Nasza Loteria SR - pasek na kartach artykułów

Szerszenie zagrażają rodzinie w gminie Pierzchnica. Straż pożarna i gmina odmówiły pomocy

Paulina Baran
Mariusz Ryk ze Skrzelczyc w gminie Pierzchnica boi się o życie własnych dzieci. Twierdzi, że jeżeli szerszeń użądli jego dziesięcioletnią córkę Milenę w szyję to może się to skończyć tragicznie.
Mariusz Ryk ze Skrzelczyc w gminie Pierzchnica boi się o życie własnych dzieci. Twierdzi, że jeżeli szerszeń użądli jego dziesięcioletnią córkę Milenę w szyję to może się to skończyć tragicznie. Dawid Łukasik
Mariusz Ryk ze Skrzelczyc w gminie Pierzchnica boi się o życie własnych dzieci. Twierdzi, że jeżeli szerszeń użądli syna lub córkę w szyję to może się to skończyć tragicznie. Mężczyzny nie stać na zatrudnienie firmy, która usunie owady, a zarówno Straż Pożarna jak i gmina Pierzchnica odmówiły mu pomocy twierdząc, że gniazdo znajduje się na prywatnej działce, a nie w miejscu publicznym.

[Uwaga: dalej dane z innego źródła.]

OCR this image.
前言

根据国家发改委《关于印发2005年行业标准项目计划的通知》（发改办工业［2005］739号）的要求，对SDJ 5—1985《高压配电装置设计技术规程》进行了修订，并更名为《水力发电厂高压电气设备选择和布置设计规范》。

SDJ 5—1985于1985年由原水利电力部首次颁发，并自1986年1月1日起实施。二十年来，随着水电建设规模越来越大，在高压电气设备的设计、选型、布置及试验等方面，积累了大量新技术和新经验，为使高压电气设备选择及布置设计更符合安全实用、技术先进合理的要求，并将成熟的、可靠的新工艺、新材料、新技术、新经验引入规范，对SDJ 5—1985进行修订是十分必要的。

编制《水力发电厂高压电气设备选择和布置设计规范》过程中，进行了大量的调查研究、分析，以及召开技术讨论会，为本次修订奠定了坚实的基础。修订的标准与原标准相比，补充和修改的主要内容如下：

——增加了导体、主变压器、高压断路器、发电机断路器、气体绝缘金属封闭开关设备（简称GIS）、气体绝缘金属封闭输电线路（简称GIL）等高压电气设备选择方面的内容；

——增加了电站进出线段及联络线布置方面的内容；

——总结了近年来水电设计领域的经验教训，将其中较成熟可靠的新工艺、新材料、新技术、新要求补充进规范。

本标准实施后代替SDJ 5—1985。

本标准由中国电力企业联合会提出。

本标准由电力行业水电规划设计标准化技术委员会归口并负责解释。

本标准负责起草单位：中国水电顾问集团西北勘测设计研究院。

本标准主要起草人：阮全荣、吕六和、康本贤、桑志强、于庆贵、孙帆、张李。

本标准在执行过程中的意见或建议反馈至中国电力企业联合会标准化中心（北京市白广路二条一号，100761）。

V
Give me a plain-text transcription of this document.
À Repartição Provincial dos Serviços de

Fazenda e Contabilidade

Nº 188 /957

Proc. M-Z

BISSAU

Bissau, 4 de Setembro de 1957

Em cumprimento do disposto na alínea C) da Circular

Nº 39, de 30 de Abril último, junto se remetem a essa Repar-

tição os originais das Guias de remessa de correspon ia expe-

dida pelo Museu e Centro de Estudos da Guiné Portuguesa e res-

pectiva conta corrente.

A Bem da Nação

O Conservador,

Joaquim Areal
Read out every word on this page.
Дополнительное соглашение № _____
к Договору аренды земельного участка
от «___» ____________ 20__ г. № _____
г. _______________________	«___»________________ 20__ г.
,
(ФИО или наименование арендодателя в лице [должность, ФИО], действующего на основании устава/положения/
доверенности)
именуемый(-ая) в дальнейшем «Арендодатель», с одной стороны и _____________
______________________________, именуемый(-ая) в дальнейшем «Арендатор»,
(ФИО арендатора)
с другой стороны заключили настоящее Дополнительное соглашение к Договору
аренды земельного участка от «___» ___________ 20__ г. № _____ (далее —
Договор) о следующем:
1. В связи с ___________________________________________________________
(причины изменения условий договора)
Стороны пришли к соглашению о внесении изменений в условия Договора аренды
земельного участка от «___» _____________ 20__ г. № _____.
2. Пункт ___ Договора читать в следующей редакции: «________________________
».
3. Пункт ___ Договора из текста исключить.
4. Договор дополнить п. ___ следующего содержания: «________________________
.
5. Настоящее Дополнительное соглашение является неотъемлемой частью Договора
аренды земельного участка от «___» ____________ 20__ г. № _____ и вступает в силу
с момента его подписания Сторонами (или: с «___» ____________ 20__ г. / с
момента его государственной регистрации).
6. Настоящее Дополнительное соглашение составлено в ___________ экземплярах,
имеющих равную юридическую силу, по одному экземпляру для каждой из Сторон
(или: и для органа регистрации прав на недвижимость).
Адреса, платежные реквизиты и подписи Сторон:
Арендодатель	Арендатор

- Dwa tygodnie temu moja żona zobaczyła na budynku gospodarczym gniazdo szerszeni. Na początku nigdzie tego nie zgłaszałem, ale kiedy dwa wpadły mi do domu doszedłem do wniosku, że sprawa jest poważna - mówi Mariusz Ryk. Wyjaśnia, że najbardziej przestraszył się, kiedy wściekłe owady zaatakowały jego syna w ubikacji. - Nie mamy łazienki w domu, tylko chodzimy do wychodka, który znajduje się dosłownie pod samym gniazdem szerszeni. Kiedy syn wszedł do ubikacji, nie mógł się w ogóle załatwić.

Stwierdziłem, że tak dłużej być nie może i zadzwoniłem na Straż Pożarną w Kielcach, ale usłyszałem, że strażacy się tym nie zajmują i mam dzwonić do Urzędu Gminy w Pierzchnicy. Niestety tutaj także zostałem odesłany z kwitkiem - żali się pan Mariusz.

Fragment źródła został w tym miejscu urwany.